A la mort de Nicolas III, après une vacance de six mois, Simon de Brion fut élu à Viterbe le 22 février 1281. Son élection qu’il ne désirait certainement pas lui-même fut le résultat des intrigues de Charles d’Anjou, désireux de voir monter sur le trône pontifical un pape français, prenant le contre-pied de la politique antiangevine de Nicolas III. Au fait, Simon, devenu Martin IV, ne sera guère qu’un instrument aux mains de l’ambitieux roi de Sicile. Il commence par lui rendre de manière indirecte la charge de sénateur de Rome dont Nicolas III l’avait contraint de se dépouiller en 1278. Sur le transfert de la dignité sénatoriale à Martin IV, qui la délègue à Charles, voir Potthast, Regesta, n. 21 744 et 21 745. Ainsi Charles redevenait le seul maître effectif à Rome et dans les États de l’Église. Ceci n’alla pas sans quelques résistances locales ; la Romagne en particulier fut en insurrection contre l’autorité pontificale pendant presque tout le règne, malgré les sentences d’excommunication et d’interdit qu’on ne ménagea pas aux rebelles. Rome même ne fut jamais entièrement pacifiée, et Martin IV n’y résida jamais ; au lendemain de son élection, abandonnant Viterbe, il s’installa à Orvieto. Des troubles locaux le contraignirent à se transporter à Montefiascone, fin juin 1282, d’où il revint à Orvieto, en décembre ; dix-huit mois plus tard, à la Saint Jean-Baptiste de 1281, il quittait définitivement cette ville pour Pérouse, qui venait de lui faire sa soumission ; il y passa les derniers -mois de sa vie. Ainsi, même dans l’État pontifical, Martin ne pouvait obtenir qu’une obéissance précaire.
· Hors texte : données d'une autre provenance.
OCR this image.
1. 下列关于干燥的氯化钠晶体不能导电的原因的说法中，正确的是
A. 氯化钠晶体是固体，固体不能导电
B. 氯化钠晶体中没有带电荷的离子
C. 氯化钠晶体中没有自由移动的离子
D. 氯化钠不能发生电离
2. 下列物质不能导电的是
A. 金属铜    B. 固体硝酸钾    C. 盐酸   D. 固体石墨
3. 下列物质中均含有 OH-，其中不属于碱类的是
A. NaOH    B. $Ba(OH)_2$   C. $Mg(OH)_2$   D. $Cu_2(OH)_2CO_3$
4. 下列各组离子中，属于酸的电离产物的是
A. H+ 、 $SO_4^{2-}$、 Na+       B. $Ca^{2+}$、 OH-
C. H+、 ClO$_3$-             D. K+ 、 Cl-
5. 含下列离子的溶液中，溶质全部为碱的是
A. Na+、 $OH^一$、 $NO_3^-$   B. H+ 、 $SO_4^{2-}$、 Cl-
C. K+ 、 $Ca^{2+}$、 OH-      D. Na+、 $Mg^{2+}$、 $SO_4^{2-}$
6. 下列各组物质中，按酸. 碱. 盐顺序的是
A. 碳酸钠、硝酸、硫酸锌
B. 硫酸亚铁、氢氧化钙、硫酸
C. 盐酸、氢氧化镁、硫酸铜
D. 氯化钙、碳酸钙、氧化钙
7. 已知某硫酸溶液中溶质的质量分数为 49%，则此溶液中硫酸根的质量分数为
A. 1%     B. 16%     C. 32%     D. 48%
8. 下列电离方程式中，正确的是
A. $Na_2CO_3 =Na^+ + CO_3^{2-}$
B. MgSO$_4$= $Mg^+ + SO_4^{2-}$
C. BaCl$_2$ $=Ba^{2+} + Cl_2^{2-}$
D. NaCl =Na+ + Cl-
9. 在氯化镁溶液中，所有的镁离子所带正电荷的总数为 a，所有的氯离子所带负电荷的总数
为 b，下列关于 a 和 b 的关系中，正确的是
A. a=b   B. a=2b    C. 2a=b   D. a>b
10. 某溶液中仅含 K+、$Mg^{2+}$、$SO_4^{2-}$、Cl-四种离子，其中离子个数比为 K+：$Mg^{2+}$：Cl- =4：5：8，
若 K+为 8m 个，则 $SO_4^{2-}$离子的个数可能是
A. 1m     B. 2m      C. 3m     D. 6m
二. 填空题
Cet état de demi-révolte, contre lequel le pape eut toujours à lutter, tenait en grande partie au mécontentement que suscitait l’attitude de Martin IV à l’endroit de Charles d’Anjou. Cette inféodation aux intérêts angevins devait l’entraîner d’ailleurs à des démarches de bien plus grave conséquence. La première fut la rupture définitive avec Michel Paléologue. Voir ci-dessus, t. ix, col. 1402. L’excommunication solennelle fut lancée contre lui le 18 novembre 1281 (non le 18 octobre, comme il a été dit à l’endroit cité) avec défense à tous les rois et princes de contracter avec lui alliance ou amitié, Potthast, n. 21 815 ; cette excommunication sera renouvelée à diverses reprises. Ibid., n. 21 896 ; 21 948. Elle avait pour but, dans l’esprit du pape, de faciliter la croisade angevine contre Constantinople, croisade qui, depuis l’arrivée de Charles en Italie, hantait les rêves de l’ambitieux souverain ; mais elle se légitimait aussi par des raisons d’ordre religieux.il est très certain, et on l’a montré, t. ix, col. 1391 sq., qu’en signant le pacte de Lyon en 1274, le basileus n’obéissait pas exclusivement à des raisons désintéressées. Il est remarquable néanmoins qu’un partisan aussi chaud de la papauté que Tolomée de Lucques juge fort sévèrement l’acte de Martin IV ; il n’hésite pas à écrire que les malheurs arrivés postérieurement tant à Charles qu’à l’Église

romaine furent une punition infligée par Dieu. Considerandum est hic quantum vidctur Deus reprobasse sententiam contra Paleologum prolatam. Hist. ceci., I. XX Le. vu.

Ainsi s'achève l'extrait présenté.